Она согласилась, и я оставила ее в нерешительности. Пока я поднималась на мостик в апартаменты капитана, мне не пришло в голову, что, по всей вероятности, я поступаю вразрез с устоями. Я думала лишь о том, что кто-то усыпил ребенка и вынес его из каюты и что могло бы произойти, если бы не Джонни Маллой.
Я поднялась по лестнице и постучала в дверь. К счастью, меня попросили войти.
Он сидел за столом, изучая какие-то бумаги.
Поднявшись, он воскликнул: «Анна!», и я вошла.
Его огромная каюта была залита солнцем. На стенах висели картинки кораблей, а на столике стояла модель корабля, отлитая из бронзы.
– Мне пришлось прийти, – объяснила я.
– Поговорить о ребенке? – спросил он, и я поняла, что он уже знает.
– Я ничего не понимаю, – пожаловалась я ему. – У меня неприятное чувство.
– Я уже разговаривал с доктором. Эдварду дали снотворное.
– Я ничего не могу понять. Надеюсь, вы не думаете…
– Моя дорогая Анна, конечно, нет. Я полностью доверяю вам. Но, может быть, вам что-нибудь известно? Что вы об этом думаете?

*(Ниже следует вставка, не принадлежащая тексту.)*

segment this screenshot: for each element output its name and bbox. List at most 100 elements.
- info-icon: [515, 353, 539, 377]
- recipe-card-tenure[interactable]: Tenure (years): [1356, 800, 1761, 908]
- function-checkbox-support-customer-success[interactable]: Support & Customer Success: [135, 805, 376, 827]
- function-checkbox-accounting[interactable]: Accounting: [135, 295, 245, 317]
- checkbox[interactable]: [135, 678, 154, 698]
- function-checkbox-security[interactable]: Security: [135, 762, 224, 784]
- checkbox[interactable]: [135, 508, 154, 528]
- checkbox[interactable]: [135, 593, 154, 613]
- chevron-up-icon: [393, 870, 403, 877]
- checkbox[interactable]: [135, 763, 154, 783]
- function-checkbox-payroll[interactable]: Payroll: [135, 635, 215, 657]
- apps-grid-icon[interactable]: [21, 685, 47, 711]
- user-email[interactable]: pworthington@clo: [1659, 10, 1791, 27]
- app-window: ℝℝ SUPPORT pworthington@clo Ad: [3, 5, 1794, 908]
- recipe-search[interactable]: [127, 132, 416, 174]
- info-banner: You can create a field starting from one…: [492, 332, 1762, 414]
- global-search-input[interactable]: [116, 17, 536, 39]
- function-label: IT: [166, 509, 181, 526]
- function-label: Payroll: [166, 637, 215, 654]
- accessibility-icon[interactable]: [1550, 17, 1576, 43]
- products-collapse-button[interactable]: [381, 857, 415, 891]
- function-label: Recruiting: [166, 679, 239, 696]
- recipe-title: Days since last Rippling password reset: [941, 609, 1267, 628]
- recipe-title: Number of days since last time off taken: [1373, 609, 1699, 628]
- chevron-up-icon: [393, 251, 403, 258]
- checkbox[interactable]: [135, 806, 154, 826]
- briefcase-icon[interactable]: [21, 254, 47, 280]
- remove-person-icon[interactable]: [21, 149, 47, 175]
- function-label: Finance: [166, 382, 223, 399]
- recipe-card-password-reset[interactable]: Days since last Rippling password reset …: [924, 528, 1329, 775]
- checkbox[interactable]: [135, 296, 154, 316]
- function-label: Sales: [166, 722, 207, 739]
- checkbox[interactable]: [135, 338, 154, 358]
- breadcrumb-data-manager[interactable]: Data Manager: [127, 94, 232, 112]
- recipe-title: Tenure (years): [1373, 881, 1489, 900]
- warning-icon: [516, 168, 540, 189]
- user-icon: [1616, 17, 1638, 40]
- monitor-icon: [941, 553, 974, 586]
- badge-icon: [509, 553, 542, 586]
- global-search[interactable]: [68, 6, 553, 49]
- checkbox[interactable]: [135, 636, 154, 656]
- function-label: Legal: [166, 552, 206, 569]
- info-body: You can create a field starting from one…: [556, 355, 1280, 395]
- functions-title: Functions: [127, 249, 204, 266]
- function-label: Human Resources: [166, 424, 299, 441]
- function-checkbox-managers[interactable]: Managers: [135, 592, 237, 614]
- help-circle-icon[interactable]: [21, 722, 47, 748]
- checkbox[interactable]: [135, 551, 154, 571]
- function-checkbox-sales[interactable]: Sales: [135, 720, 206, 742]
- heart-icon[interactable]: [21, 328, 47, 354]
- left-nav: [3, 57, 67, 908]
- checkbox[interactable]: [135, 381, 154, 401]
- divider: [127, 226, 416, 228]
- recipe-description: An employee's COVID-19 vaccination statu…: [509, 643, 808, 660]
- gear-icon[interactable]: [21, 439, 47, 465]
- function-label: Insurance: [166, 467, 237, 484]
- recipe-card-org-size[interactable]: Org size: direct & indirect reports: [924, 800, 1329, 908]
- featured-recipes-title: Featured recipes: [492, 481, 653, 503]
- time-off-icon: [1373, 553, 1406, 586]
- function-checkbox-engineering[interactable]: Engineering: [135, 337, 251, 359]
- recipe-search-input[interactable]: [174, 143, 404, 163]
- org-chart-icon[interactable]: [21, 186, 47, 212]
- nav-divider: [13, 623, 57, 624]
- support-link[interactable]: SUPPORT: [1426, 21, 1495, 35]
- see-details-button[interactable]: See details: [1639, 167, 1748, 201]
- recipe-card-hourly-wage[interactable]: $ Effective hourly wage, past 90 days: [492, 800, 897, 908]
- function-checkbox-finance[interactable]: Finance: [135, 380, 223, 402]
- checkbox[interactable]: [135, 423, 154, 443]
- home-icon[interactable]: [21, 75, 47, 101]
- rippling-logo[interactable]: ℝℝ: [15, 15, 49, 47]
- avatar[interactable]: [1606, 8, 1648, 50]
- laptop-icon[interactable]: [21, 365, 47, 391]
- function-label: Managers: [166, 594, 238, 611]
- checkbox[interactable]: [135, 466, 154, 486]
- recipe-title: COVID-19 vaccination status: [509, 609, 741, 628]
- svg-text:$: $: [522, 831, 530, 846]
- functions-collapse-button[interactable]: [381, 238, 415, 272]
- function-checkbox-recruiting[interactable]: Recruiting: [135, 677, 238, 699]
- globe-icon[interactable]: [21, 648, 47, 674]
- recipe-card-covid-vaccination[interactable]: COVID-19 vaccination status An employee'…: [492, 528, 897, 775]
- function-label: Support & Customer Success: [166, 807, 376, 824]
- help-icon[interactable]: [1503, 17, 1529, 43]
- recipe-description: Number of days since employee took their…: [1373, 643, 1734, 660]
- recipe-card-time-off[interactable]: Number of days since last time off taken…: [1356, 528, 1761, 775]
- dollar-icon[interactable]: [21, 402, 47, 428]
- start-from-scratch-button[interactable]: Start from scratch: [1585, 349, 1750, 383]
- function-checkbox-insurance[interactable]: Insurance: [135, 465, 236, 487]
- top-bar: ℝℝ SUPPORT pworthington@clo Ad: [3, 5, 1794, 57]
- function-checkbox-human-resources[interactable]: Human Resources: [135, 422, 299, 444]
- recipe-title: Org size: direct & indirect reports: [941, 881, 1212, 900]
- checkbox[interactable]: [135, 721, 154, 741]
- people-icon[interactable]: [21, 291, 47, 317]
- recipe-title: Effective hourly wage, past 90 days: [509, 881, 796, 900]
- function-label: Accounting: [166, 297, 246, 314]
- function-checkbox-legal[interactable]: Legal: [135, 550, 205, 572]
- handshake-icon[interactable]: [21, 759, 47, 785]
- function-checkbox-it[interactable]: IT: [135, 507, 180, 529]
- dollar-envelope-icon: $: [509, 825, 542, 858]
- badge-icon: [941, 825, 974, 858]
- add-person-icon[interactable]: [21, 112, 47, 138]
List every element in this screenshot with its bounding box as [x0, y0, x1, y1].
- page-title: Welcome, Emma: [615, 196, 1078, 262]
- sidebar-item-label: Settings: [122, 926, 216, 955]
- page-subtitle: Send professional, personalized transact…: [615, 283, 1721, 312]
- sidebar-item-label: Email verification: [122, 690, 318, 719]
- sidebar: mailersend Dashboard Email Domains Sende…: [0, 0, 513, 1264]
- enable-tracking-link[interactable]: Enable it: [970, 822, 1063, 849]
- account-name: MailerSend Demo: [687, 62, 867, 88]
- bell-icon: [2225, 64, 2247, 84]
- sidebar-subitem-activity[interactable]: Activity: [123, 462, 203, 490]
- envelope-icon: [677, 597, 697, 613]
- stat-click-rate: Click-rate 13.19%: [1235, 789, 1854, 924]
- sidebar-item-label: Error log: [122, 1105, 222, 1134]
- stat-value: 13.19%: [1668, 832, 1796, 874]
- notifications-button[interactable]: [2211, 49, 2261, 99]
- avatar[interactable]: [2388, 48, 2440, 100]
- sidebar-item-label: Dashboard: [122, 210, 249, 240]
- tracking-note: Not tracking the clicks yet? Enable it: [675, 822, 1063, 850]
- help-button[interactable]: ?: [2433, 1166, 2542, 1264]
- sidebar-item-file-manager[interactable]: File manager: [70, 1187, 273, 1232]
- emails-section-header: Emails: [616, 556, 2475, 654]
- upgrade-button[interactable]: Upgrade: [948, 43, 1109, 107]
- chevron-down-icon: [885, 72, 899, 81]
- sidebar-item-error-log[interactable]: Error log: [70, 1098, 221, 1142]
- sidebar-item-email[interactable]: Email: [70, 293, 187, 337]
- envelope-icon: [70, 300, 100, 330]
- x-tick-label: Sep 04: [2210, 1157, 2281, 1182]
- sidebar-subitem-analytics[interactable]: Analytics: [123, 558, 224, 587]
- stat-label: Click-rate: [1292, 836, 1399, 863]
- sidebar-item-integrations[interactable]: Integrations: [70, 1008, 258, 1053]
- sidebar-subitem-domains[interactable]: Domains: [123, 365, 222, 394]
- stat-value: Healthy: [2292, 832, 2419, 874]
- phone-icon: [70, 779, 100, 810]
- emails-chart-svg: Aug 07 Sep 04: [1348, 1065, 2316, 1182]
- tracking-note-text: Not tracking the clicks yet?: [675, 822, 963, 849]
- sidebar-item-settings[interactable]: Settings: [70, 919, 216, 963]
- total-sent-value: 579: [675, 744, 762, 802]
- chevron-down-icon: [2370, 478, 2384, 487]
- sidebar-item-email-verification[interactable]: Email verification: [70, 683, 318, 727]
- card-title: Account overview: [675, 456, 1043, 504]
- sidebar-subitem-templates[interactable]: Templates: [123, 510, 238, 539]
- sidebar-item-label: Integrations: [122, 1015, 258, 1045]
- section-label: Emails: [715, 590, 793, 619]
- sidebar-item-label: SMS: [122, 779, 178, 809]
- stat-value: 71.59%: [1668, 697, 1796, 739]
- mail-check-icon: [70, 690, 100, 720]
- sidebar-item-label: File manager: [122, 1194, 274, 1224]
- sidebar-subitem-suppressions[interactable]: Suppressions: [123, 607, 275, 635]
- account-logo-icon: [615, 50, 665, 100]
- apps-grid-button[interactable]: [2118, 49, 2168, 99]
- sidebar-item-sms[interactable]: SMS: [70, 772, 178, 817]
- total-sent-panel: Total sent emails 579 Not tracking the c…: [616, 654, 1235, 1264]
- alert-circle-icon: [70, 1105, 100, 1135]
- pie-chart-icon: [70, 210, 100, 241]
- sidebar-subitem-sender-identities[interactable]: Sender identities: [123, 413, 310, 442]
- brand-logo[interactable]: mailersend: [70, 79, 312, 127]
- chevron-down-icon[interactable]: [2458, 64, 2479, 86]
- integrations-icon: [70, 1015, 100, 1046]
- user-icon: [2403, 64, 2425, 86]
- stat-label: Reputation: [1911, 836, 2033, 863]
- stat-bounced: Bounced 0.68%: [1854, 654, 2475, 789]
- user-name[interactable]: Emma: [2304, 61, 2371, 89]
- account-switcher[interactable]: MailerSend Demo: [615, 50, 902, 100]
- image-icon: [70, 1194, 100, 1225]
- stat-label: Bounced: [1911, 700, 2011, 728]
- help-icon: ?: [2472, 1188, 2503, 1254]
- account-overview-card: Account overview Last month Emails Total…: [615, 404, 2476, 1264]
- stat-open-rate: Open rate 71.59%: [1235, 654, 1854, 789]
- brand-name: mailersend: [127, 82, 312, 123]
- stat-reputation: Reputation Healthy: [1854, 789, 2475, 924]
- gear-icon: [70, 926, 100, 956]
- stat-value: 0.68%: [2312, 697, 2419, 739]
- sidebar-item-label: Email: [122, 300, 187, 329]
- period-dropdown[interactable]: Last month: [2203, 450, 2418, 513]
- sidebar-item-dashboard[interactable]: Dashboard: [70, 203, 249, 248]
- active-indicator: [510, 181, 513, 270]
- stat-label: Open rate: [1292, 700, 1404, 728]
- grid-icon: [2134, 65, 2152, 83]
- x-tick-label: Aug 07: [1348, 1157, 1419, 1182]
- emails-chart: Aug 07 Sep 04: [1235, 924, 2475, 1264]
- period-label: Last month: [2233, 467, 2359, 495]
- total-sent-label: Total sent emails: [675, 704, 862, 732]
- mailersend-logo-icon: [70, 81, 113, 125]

– Ничего. Чантел… медсестра Ломан полагает, что кто-то пошутил. В его взгляде выразилось облегчение.
– А это возможно?
– Это бессмысленно. Зачем усыплять ребенка? Вероятно, исключительно потому, что тот, кто сделал это, боялся, что он узнает его. Получается, что кто-то был готов на все ради шутки. У меня ужасное подозрение… а что, если кто-то пытался убить Эдварда?
– Убить ребенка? Зачем?
– Я подумала… может быть, вы знаете. Ведь должна же быть причина.
Он выглядел изумленным.
– Никакой причины для этого я не вижу. А Эдвард?
– Ему ничего не известно. Он и не должен знать. Я не уверена, как это подействует на него. Мне придется быть более бдительной. Я должна была сидеть с ним в каюте, а не танцевать. Я теперь буду следить за ним и днем, и ночью.
– Вы что, вините себя, Анна? Вы не должны этого делать ни в коем случае. Он спал. Кому могло прийти в голову, что кто-то захочет навредить ему?
– Однако кто-то же положил снотворное ему в молоко. Кто мог это сделать?
– Кто угодно. Кто-нибудь на камбузе… или когда молоко несли к нему. Безусловно, снотворное было подсыпано в молоко до того, как оно попало к вам.
– Но почему? Почему?
– Может все не так, как вы думаете. Он мог взять таблетки у матери, приняв их за конфеты.
– Он не был у матери. Он целый день плохо себя чувствовал и почти все время спал.
– Он мог взять их и раньше. Это самое вероятное. Он нашел таблетки в каюте матери, засунул их в карман, решив, что это конфеты, и съел ночью.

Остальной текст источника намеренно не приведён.